Whee Write

Shake and Bake

–Alexandria L.


Are you stressed? Sure you are. Baking is a great way to reduce stress! It’s a way for you to get creative and also eat what you make, so what could be better?

Today we’re making Betty Crocker’s Ultimate Chocolate Chip Cookies.

Preheat your oven to 375. Don’t have an oven? Go get some firewood, make a contained fire (adhere to Smokey Bear’s rules), and cook them the old-fashioned way. Millennials and Gen Z don’t know how to rough it so take this opportunity to get creative and connect to the ever-complaining Baby Boomers!

First, you’ll need ¾ cup of granulated sugar and ¾ cup packed brown sugar.

Add in 1 cup of butter, softened. (The recipe says or margarine, but never ever do margarine).

  • If you’re environmentally conscious or have acne, substitute this for 1 cup of avocado. Dairy causes acne. Being environmentally conscious helps the world. If you’re not or don’t have an avocado on hand, add in the butter the old-fashioned way.

Add in 1 teaspoon of vanilla.

1 egg.

  • Free range if you have a heart. If you’re broke, an egg will do. If you’re vegan, you can do a banana or flaxseed or oil & water. See Google for quantity.

Now mix all that.

Stir in 2 ¼ cups of flour, 1 teaspoon of baking soda, and add ½ teaspoon of salt (preferably from your tears. Crying is a good way to alleviate stress and if you have acne, your tears will help clear your face. If you find you have no tears—sometimes we get so stressed, we can’t cry—extract that salt from your attitude).

The dough will be kind of stiff. But whatever. Stir in 12oz of semisweet chocolate chips (or you can do 2 cups).

And if you’re sadistic, you can add in 1 cup of coarsely chopped nuts. But why would you ever do that to a cookie? Unless you plan on exacting revenge on someone who is allergic to nuts. I would caution against that. You’ll probably be arrested or something. You don’t want to waste those tears in jail.

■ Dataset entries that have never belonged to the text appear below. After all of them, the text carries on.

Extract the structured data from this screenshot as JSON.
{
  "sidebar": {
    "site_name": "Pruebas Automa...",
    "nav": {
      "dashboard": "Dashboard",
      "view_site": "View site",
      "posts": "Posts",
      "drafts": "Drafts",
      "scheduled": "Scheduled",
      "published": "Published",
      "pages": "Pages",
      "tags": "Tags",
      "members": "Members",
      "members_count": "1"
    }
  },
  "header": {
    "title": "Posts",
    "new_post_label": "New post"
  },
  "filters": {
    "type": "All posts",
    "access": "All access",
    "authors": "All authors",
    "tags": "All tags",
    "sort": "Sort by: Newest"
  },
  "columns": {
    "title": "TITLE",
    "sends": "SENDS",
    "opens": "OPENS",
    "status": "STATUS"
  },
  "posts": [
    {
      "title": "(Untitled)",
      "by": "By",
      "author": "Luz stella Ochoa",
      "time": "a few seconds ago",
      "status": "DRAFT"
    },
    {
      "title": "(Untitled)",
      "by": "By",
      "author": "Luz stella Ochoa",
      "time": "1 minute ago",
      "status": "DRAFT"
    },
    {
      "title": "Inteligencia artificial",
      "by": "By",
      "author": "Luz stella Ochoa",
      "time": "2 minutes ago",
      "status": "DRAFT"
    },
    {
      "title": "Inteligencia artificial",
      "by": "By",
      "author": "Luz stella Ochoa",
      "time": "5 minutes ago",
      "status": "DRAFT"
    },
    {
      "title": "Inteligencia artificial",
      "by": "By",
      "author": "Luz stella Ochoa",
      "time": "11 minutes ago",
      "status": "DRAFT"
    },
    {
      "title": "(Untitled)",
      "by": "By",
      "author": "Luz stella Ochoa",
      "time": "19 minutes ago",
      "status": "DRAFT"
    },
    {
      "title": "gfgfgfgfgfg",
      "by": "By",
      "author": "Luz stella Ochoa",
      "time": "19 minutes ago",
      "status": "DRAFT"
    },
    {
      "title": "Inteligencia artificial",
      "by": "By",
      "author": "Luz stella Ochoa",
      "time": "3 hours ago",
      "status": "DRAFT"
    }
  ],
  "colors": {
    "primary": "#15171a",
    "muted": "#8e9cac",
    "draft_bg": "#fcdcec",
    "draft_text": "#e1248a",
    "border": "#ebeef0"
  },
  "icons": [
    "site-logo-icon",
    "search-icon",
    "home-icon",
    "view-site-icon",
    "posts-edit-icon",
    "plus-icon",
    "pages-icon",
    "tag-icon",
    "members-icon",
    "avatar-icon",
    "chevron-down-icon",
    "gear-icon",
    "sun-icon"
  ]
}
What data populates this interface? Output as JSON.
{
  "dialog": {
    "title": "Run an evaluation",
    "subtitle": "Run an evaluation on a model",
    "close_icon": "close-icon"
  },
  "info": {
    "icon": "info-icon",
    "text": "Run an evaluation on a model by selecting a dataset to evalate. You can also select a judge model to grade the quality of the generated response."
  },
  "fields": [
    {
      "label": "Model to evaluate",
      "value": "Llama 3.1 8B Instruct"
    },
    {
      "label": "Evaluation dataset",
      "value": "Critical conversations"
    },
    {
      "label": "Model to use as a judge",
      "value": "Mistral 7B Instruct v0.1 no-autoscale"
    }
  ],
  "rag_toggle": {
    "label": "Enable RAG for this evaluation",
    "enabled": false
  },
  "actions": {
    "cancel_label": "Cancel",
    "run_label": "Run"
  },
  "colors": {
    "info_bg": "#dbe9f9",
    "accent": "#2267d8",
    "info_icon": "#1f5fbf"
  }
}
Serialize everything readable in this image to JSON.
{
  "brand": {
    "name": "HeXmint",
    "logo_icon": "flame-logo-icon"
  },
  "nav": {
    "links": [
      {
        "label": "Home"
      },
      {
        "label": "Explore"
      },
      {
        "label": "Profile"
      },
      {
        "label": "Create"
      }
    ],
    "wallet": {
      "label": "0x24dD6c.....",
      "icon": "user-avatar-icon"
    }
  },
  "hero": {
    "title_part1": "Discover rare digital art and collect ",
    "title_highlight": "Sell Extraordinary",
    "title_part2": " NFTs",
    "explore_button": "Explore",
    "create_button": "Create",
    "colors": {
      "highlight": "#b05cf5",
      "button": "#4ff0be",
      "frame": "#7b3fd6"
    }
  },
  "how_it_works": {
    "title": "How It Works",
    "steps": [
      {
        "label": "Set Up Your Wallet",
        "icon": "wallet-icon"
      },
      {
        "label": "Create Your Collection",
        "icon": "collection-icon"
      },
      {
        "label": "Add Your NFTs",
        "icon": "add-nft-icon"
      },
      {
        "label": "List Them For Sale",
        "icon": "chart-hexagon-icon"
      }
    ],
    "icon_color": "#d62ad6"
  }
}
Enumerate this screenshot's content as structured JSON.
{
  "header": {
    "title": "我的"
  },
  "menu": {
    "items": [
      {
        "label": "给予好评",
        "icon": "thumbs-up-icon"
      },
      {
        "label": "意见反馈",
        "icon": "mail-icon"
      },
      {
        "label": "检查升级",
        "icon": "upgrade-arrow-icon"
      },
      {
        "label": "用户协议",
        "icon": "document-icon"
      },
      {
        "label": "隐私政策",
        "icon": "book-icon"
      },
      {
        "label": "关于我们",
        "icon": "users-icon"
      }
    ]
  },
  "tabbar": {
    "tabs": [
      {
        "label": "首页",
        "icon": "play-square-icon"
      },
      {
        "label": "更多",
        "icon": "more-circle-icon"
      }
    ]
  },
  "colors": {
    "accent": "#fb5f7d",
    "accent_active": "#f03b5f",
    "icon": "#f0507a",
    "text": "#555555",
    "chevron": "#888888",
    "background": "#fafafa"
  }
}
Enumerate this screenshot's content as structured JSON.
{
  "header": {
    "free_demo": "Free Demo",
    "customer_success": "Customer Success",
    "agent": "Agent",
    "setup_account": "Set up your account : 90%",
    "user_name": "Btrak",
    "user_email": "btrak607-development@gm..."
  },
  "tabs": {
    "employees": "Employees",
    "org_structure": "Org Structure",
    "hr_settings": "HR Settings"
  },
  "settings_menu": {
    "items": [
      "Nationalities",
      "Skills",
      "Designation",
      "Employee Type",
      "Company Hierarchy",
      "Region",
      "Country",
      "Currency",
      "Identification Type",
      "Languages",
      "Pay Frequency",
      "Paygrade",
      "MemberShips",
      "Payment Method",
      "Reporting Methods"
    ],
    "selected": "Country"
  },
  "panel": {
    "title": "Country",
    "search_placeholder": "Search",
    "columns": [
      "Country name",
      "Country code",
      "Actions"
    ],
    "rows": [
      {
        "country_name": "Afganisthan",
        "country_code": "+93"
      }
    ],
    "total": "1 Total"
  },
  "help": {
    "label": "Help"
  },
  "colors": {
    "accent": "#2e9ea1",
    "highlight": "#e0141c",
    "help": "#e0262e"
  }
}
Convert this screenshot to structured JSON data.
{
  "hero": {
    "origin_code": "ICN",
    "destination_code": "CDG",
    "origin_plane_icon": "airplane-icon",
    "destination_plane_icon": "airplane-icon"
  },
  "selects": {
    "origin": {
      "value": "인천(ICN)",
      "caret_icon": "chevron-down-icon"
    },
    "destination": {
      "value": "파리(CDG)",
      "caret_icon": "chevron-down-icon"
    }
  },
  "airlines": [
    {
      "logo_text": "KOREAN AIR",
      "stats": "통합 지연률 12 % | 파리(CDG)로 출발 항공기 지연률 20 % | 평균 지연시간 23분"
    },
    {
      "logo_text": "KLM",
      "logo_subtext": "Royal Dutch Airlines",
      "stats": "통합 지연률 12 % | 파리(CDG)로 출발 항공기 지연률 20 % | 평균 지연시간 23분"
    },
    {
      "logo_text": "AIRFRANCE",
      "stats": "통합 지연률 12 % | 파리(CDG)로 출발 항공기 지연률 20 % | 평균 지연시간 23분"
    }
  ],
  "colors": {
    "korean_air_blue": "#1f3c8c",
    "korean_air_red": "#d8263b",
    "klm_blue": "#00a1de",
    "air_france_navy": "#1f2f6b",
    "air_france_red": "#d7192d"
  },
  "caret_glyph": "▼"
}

Finally, make little dough balls approximately 2 inches apart on an ungreased cookie sheet. Don’t have a cookie sheet? Improvise. Grease it up if you have to. Question authority.

Bake it for 8-10 minutes in an oven. If you’re over an open fire, just watch them until they’re light brown. The centers should be soft.

The directions tell you to let them cool slightly on a wire rack, but who has that in college? Just move them onto a plate and eat. Don’t burn yourself. Make sure you’re responsible enough to turn off the oven or watch your fire die. The second could be a metaphor for your college career and you can meditate on where you’re headed. Otherwise, the oven provides you with a better sense of control even though control is an illusion we comfort ourselves with.

Eat and cry by yourself or with friends. Misery loves company, but sometimes you just need to binge watch The Office and eat cookies by yourself.